By visual inspection of the two signals you may find the answer you are looking for and, if needed, calculate the difference between the signals to see where they are more or less different from each other.
A linear filter of a (discrete) time series can be relatively easily applied, but in order to establish valid comparisons between the two signals the filters should produce the same smoothness of the data. In order to control for the smoothness achieved by the filter, you should employ a procedure like the one proposed by Guerrero (2008).
I hope this suggestion is useful to you. Good luck,
In addition to Fourier series analysis (--> DFT), I would add that via some knowledge of your signals you might decompose them into linear combinations of some clever chosen basis functions (--> vectors). Often these basis functions are chosen to be orthogonal. Now, you are left with comparing the coefficients. These coefficients can again be compared using any measure you want.
Concerning PCA you could look at the subspaces spanned by two signals. For instance, you could compare the angle between two subspaces (I am sorry I cannot provide any reference).
Another possibility, which comes to my mind, would be to look at information theoretic measures like minimum description lengths.
In case you want to compare two series of tupels (i.e., multiple real-valued quantities) you may look into tensor algebra or (hyper-)complex numbers.
and, last but not least, complementary references about some research directions in this topic:
Aguilera A.M., Escabias, M. ,Valderrama M.J. (2006) Using principal components for estimating logistic regression with high-dimensional multicollinear data, Computational Statistics & Data Analysis, 50, 1905-1924
Barker M., Rayens W. (2003) Partial least squares for discrimination. J. of Chemometrics 17:166–173
D. Costanzo, C. Preda , G. Saporta (2006) Anticipated prediction in discriminant analysis on functional data for binary response . In COMPSTAT2006, p. 821-828, Physica-Verlag
Hennig, C., (2000) Identifiability of models for clusterwise linear regression. J. Classification 17, 273–296.
Preda C. , Saporta G. (2005a) PLS regression on a stochastic process, Computational Statistics and Data Analysis, 48, 149-158.
Preda C. , Saporta G. (2005b) Clusterwise PLS regression on a stochastic process, Computational Statistics and Data Analysis, 49, 99-108.
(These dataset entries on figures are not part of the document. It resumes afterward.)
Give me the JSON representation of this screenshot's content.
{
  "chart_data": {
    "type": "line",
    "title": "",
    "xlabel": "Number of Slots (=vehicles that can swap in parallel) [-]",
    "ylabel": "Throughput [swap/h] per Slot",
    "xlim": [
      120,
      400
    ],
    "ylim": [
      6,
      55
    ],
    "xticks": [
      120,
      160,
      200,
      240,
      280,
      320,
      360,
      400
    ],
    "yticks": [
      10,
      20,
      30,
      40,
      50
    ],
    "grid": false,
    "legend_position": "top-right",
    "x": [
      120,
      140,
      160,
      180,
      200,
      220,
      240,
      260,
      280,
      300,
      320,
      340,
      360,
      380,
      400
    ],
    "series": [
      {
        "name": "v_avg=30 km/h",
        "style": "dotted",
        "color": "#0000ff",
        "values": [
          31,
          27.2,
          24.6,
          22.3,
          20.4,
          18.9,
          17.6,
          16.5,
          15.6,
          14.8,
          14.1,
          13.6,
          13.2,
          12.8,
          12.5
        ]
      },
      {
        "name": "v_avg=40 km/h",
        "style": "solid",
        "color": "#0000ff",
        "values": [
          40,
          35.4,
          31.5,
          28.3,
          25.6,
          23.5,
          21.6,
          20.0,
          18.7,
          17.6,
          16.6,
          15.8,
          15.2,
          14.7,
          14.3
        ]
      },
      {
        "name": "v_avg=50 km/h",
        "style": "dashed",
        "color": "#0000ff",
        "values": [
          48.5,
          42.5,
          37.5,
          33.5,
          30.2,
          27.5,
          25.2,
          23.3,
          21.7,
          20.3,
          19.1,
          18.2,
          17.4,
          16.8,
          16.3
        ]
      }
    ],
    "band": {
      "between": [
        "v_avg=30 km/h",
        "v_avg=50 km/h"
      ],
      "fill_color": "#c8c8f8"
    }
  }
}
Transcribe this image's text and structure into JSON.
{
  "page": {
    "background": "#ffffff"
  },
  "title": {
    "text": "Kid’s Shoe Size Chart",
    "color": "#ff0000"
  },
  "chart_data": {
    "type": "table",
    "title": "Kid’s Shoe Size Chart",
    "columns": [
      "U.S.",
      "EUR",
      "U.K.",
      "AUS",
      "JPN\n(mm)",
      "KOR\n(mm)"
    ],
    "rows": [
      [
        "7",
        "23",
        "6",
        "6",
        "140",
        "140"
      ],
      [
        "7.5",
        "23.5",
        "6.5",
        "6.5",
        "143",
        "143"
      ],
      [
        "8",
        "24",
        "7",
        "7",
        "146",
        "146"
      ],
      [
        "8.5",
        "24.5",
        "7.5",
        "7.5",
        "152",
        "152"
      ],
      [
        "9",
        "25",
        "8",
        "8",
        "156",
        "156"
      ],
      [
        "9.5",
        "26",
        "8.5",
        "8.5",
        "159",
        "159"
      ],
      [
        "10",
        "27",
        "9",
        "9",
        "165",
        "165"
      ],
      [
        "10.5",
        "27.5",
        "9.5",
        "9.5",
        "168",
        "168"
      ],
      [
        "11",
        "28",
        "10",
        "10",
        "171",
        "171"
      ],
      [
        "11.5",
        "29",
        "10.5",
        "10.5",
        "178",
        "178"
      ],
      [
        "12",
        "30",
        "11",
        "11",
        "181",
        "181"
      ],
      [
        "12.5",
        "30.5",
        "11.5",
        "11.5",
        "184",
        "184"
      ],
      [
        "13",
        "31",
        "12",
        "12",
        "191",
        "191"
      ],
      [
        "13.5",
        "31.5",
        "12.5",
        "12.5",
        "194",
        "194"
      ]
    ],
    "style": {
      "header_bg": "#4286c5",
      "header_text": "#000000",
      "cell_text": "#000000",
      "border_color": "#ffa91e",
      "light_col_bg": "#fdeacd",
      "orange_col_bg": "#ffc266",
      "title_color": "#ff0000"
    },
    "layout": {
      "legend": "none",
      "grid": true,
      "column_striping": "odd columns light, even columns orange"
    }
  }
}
You can use some non-linear similarity metrics to compare two signals in the time domain, such as dynamic time warping and uniform scaling. You can find some methods in http://www.cs.ucr.edu/~eamonn/ or you can read my paper that uses dynamic warping to compare respiratory signals for sleep.
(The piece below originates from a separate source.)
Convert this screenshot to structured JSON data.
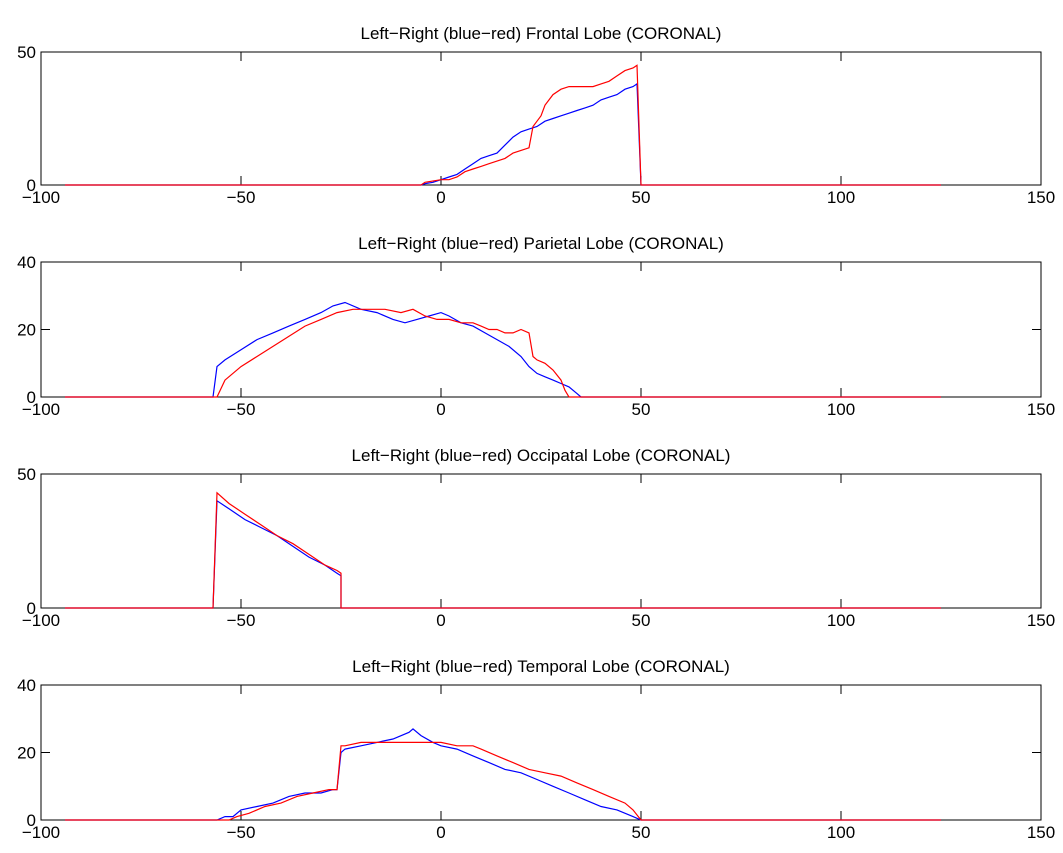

Article Sleep and Wake Classification With Actigraphy and Respirator...
On a fundamental level can also have a look at higher order statistics (moments).
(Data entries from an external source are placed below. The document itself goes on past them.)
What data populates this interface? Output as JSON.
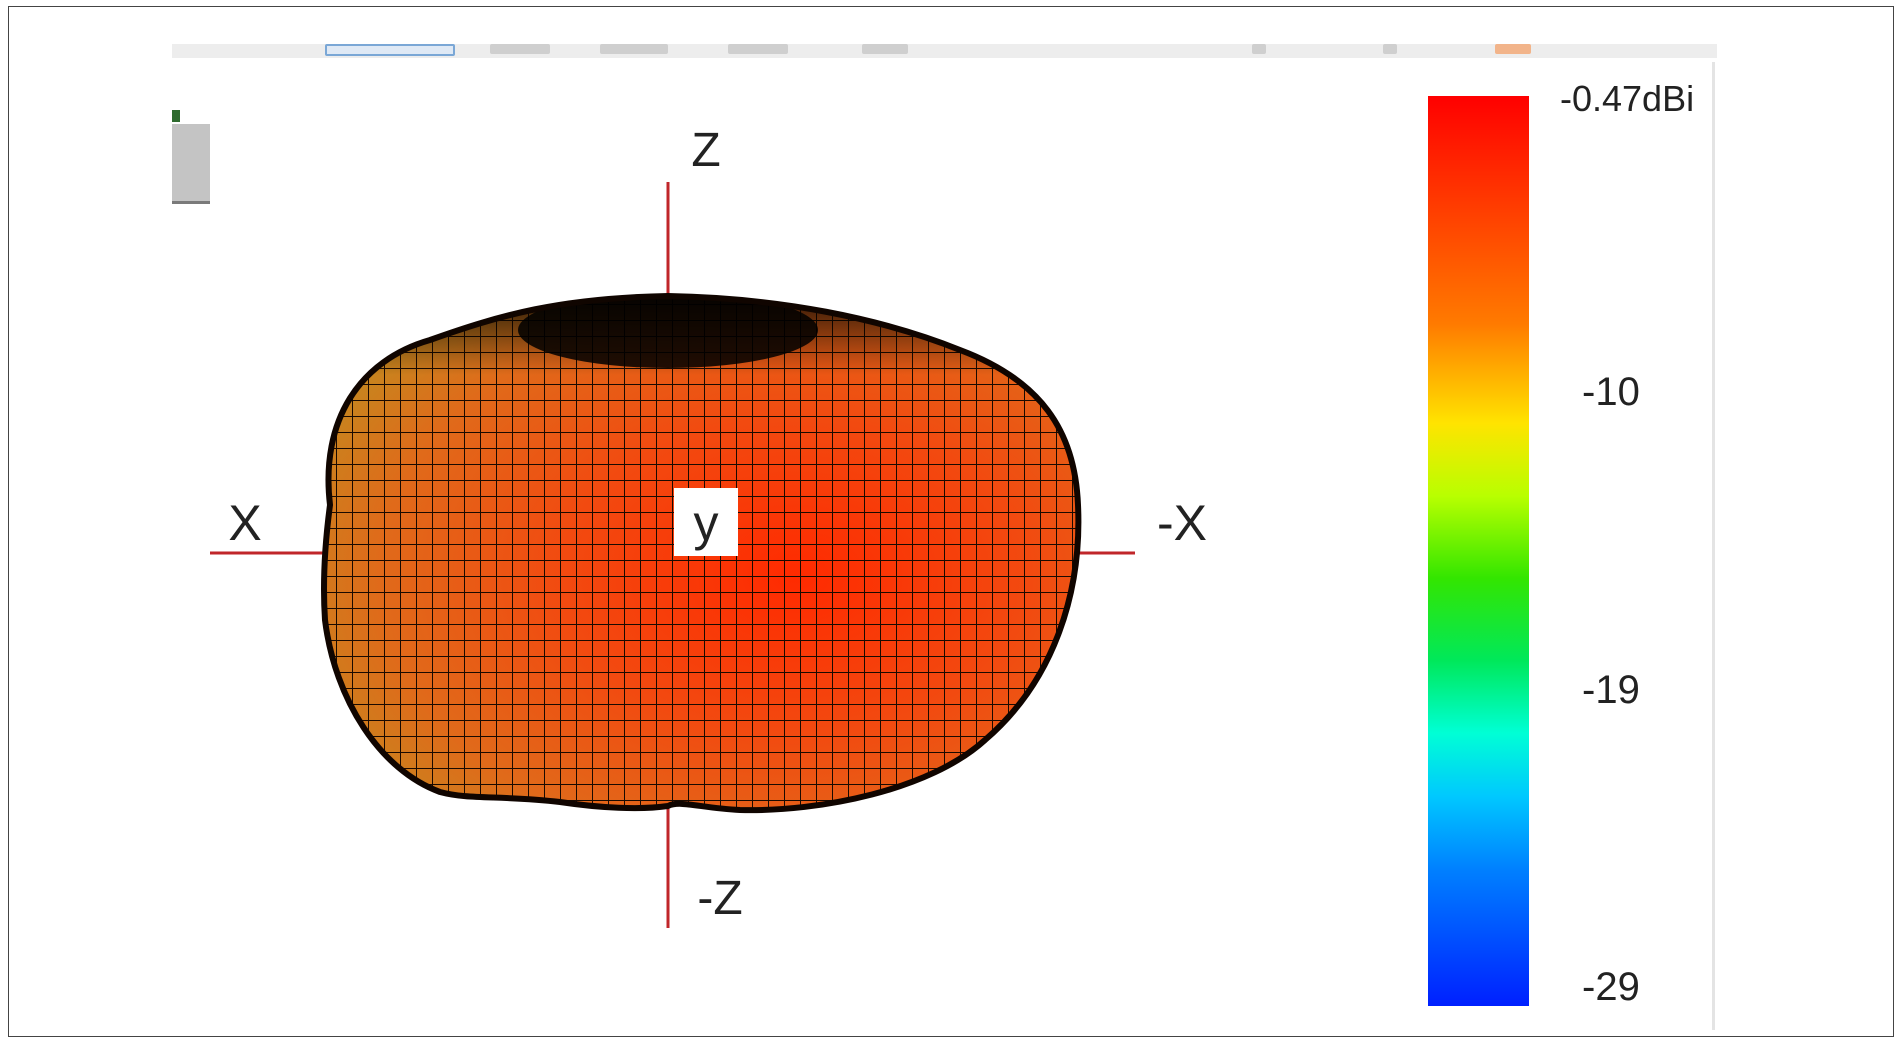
{
  "axes": {
    "z_pos": "Z",
    "z_neg": "-Z",
    "x_pos": "X",
    "x_neg": "-X",
    "y": "y"
  },
  "legend": {
    "max_label": "-0.47dBi",
    "tick_1": "-10",
    "tick_2": "-19",
    "min_label": "-29"
  },
  "colors": {
    "axis_line": "#c0262a",
    "surface_main": "#f04a12",
    "surface_edge": "#d4781a",
    "mesh": "#1a0a00"
  }
}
Time series data are usually high dimensional and it may make sense to use regression or some other time-series modelling method to parsimoniously parametrise the time series (polynomial, HMM, AR, MA, ARMA, ARIMA, etc). You can the discriminate in the parameter space based on the statistics of the parameters.
Have a look at the field of speech recognition which requires robust discrimination/classification of time series. You may find some valuable methods there.
In order to be called a signal, the data must manifest a particular type of distribution. Assume that one is presented with two signals, by looking at their distribution, these signals are different if there distributions are different---this is a definite answer. If their distributions are the same—it is inconclusive---by using the Anderson-Darling test.
DIFFERENTIATE BY TREND TESTS
To verify whether each array manifests significant trend can also be another approach. Similar to distribution, this is a negative test: if one shows significant trend and the other does not, then it is conclusive that there are different. However, if both are “trendy”, it is not conclusive. Available trend tests include: (i) Laplace trend test, Military handbook test, and (iii) reverse arrangement test.